In the past five years, this city of 110,000 barely gained a hundred new residents. But in the past two weeks, the capital of Cajun country has swelled by more than 40,000, changing its pulse and rhythm overnight.

The public schools have exploded with 3,600 new students, more than a 10 percent spike. The 4,800 hotel rooms are overflowing with evacuees and disaster workers. The grocery stores and streets are congested, the traffic patterns disrupted. Rentals are disappearing, the housing market is drying up, and private homes are filling with strangers and friends, old and new.

Yet the complaints are so few, the initiatives to accommodate so numerous, it's hard to imagine a more accepting place than Acadiana, the eight-parish region west of New Orleans known for its spicy gumbo and jambalaya and lively Creole and zydeco music.
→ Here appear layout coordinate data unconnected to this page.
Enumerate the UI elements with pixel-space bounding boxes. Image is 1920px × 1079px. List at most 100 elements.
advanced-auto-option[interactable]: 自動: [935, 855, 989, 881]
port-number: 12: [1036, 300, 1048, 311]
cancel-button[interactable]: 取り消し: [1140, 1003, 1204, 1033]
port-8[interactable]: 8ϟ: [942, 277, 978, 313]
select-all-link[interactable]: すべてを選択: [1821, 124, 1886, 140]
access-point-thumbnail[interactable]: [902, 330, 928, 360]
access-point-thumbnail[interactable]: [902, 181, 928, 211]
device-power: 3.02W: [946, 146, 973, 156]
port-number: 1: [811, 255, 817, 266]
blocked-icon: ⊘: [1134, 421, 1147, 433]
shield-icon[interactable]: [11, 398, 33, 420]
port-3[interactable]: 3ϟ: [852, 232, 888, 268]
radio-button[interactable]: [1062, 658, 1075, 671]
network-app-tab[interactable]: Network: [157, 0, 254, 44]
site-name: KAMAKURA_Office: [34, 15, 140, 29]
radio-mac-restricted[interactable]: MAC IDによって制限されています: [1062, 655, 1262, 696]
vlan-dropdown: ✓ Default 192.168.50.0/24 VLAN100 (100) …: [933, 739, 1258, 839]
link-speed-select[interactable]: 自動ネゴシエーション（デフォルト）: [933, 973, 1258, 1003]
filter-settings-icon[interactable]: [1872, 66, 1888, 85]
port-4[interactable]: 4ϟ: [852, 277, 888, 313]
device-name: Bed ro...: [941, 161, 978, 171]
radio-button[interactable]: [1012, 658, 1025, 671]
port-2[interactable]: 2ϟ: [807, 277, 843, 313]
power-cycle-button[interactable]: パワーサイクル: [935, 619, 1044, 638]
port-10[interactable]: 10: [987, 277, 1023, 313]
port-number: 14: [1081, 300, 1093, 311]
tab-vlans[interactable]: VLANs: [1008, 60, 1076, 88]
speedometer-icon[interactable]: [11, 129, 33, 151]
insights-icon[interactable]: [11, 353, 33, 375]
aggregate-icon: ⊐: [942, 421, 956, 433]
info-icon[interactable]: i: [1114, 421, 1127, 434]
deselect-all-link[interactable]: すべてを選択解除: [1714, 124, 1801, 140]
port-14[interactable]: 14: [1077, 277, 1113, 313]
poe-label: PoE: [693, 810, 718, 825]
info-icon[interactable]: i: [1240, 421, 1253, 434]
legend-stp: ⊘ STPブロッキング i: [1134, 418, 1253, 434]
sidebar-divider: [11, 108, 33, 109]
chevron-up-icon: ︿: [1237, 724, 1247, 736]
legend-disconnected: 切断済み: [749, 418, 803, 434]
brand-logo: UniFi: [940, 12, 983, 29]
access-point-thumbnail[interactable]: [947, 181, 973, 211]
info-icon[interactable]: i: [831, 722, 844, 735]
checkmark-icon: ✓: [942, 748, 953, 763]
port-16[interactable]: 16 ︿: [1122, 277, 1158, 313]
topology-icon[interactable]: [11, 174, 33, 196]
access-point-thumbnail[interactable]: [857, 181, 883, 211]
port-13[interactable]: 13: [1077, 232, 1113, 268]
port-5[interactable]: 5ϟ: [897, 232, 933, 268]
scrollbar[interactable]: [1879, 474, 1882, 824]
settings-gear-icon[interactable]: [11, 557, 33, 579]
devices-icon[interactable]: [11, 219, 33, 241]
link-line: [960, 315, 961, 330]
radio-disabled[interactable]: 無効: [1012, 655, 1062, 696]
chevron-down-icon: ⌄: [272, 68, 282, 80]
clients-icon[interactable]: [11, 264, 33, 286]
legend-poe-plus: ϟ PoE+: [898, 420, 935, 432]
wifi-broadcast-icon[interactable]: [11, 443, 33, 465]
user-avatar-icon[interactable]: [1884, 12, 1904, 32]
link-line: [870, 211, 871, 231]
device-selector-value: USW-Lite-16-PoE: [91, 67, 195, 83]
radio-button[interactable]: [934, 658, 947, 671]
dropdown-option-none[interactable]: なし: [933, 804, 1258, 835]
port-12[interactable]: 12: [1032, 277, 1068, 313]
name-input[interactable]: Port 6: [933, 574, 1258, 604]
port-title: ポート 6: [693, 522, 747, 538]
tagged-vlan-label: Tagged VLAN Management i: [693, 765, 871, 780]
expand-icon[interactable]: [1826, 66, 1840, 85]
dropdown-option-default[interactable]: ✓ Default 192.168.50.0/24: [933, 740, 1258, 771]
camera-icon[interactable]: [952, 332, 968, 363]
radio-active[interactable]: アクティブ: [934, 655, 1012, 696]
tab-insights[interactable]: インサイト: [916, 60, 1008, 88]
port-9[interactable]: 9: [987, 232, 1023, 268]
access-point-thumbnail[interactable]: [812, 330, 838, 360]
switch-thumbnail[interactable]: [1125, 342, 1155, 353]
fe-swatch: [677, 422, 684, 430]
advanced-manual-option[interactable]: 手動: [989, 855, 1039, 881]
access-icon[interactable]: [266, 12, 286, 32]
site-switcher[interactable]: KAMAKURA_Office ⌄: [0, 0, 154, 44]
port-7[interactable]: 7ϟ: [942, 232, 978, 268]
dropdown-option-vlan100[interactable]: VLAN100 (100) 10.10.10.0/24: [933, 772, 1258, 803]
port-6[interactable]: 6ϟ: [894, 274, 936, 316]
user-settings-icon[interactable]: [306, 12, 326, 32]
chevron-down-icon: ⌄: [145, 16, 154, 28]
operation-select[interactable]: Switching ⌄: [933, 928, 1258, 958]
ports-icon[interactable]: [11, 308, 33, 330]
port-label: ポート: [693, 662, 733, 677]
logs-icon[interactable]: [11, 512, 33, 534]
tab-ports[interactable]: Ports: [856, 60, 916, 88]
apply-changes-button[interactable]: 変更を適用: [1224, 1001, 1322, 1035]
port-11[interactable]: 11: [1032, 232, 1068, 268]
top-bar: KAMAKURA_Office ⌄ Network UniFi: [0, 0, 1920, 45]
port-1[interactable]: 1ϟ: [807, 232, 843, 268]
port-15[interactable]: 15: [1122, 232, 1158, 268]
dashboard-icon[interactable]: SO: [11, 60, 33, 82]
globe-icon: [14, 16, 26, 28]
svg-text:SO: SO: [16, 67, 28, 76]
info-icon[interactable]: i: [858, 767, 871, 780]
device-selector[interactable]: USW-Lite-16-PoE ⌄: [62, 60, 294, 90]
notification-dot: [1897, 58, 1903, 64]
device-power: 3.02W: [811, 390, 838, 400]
I see the generosity everywhere I go -- in the religious community, where five pastors united 500 churches in a massive feeding and resettlement effort; in the schools, which have established buddy systems to help new students adjust; in the business community, which is holding forums to help small businesses relocate.

And in the arts community, which has launched Project Heal -- Helping Employ Artists Locally -- to keep displaced New Orleans musicians working.

Shortly before Barron's arrest late last week, I met band manager Veronica Randolph at a Lafayette Street Dance to raise money for displaced musicians. Her brother is Eddie Bo, a renowned pianist. But, like him, she is temporarily homeless.

For now, she lives with a friend's neighbor who, just days ago, was a complete stranger.

"There is goodness everywhere," Randolph said, and I know she's right.

Then I think of Barron, and I also know that crooks and scam artists lurk everywhere, too.